GaussianCaR: Gaussian Splatting for Efficient Camera-Radar Fusion
Santiago Montiel-Marín, Miguel Antunes-García, Fabio Sánchez-García, Angel Llamazares, Holger Caesar, Luis M. Bergasa
TL;DR
GaussianCaR addresses robust BEV perception by fusing camera and radar data through Gaussian Splatting, reframing fusion as modality→Gaussians→BEV. It introduces two modality-specific encoders (Pixels-to-Gaussians and Points-to-Gaussians) that lift features into a unified Gaussian space, followed by a four-stage multi-scale fusion and a DPT-based BEV decoder. The approach achieves state-of-the-art or competitive results on nuScenes BEV segmentation (e.g., IoU values for vehicles and map elements) while enabling fast inference, significantly outperforming some camera-only baselines and matching or surpassing rival fusion methods with roughly 3.2× faster runtimes.
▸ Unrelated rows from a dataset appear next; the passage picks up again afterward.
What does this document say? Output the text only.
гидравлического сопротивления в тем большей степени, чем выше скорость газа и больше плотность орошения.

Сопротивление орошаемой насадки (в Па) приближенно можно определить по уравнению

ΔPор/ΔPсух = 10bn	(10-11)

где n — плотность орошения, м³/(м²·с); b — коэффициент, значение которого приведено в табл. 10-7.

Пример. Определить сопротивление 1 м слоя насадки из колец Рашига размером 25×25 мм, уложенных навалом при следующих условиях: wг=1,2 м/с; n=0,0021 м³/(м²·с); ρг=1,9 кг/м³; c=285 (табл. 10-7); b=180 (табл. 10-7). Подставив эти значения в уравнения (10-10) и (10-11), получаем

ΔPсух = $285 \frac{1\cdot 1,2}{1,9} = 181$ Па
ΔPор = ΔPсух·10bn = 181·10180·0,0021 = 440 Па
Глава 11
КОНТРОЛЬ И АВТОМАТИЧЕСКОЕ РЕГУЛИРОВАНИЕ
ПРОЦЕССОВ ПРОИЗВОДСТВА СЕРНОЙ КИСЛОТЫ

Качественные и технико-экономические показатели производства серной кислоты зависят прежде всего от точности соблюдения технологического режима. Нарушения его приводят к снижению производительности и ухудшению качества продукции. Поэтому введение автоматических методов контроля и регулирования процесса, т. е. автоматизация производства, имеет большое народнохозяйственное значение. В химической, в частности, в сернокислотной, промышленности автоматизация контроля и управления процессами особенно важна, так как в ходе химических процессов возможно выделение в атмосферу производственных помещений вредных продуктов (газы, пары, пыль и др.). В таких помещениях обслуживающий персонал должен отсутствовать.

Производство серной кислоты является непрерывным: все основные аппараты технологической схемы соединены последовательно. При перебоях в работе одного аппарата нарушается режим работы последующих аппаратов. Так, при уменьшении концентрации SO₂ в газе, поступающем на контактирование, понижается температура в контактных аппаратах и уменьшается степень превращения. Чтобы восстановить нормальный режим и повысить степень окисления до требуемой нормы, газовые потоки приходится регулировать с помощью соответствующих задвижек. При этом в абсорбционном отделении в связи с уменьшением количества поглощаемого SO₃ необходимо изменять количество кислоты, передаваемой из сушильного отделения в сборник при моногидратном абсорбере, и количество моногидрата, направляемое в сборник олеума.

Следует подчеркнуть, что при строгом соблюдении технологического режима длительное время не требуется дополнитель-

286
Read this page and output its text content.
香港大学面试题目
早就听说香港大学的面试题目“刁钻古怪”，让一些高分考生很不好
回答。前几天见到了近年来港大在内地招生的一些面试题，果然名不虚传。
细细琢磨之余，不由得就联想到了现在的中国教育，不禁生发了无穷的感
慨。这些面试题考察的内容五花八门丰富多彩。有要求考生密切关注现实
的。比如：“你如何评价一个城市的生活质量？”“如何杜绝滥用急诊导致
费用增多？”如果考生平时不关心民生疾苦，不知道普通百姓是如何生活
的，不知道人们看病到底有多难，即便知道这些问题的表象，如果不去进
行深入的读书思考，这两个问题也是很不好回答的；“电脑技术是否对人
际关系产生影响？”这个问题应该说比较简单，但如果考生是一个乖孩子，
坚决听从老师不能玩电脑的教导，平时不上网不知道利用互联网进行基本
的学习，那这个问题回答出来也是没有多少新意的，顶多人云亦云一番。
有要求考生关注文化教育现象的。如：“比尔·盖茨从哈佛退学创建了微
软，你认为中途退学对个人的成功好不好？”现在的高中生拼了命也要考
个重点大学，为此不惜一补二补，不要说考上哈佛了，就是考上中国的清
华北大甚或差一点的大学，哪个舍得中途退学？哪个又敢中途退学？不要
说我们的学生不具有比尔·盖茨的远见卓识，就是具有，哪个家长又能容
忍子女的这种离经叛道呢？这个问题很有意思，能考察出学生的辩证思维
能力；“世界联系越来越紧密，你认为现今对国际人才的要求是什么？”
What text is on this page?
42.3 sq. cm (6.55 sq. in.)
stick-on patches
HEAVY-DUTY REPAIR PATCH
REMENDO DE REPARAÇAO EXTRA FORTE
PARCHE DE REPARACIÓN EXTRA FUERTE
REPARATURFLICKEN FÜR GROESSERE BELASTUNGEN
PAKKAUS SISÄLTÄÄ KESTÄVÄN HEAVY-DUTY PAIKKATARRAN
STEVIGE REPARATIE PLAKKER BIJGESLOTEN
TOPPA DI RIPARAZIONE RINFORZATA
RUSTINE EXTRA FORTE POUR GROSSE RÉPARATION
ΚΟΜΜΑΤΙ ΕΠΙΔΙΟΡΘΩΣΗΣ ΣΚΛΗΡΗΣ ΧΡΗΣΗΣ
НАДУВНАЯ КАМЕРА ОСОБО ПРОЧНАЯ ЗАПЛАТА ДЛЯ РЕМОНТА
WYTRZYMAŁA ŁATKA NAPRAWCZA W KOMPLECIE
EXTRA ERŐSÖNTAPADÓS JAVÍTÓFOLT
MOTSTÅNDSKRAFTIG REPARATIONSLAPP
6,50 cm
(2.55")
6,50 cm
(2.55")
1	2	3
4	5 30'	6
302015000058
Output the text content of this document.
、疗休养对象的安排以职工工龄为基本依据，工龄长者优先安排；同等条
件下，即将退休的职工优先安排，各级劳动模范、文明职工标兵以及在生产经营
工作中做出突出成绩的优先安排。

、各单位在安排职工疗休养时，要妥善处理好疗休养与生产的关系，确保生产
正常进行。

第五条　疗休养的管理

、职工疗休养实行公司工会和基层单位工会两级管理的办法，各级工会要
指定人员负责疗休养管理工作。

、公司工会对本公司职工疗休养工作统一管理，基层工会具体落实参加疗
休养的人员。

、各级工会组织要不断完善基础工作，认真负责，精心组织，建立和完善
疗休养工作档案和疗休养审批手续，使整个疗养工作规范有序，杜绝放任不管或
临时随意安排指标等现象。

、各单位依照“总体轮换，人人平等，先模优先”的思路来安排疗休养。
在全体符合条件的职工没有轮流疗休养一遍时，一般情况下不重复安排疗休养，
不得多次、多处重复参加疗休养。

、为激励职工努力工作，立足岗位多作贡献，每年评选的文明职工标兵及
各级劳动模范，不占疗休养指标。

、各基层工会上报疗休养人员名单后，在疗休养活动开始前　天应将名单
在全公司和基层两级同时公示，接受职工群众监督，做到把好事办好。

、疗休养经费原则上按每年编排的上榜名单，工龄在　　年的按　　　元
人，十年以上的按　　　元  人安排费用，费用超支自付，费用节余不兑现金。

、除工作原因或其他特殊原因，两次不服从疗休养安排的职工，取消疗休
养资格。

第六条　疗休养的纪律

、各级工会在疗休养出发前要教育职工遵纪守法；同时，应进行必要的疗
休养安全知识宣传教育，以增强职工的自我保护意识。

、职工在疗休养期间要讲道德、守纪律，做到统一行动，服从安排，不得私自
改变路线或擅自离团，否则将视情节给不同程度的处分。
These results demonstrate the practicality of Gaussian-based latent fusion for scalable, real-time autonomous perception in diverse weather and traffic conditions.
Abstract
Robust and accurate perception of dynamic objects and map elements is crucial for autonomous vehicles performing safe navigation in complex traffic scenarios. While vision-only methods have become the de facto standard due to their technical advances, they can benefit from effective and cost-efficient fusion with radar measurements. In this work, we advance fusion methods by repurposing Gaussian Splatting as an efficient universal view transformer that bridges the view disparity gap, mapping both image pixels and radar points into a common Bird's-Eye View (BEV) representation. Our main contribution is GaussianCaR, an end-to-end network for BEV segmentation that, unlike prior BEV fusion methods, leverages Gaussian Splatting to map raw sensor information into latent features for efficient camera-radar fusion. Our architecture combines multi-scale fusion with a transformer decoder to efficiently extract BEV features. Experimental results demonstrate that our approach achieves performance on par with, or even surpassing, the state of the art on BEV segmentation tasks (57.3%, 82.9%, and 50.1% IoU for vehicles, roads, and lane dividers) on the nuScenes dataset, while maintaining a 3.2x faster inference runtime. Code and project page are available online.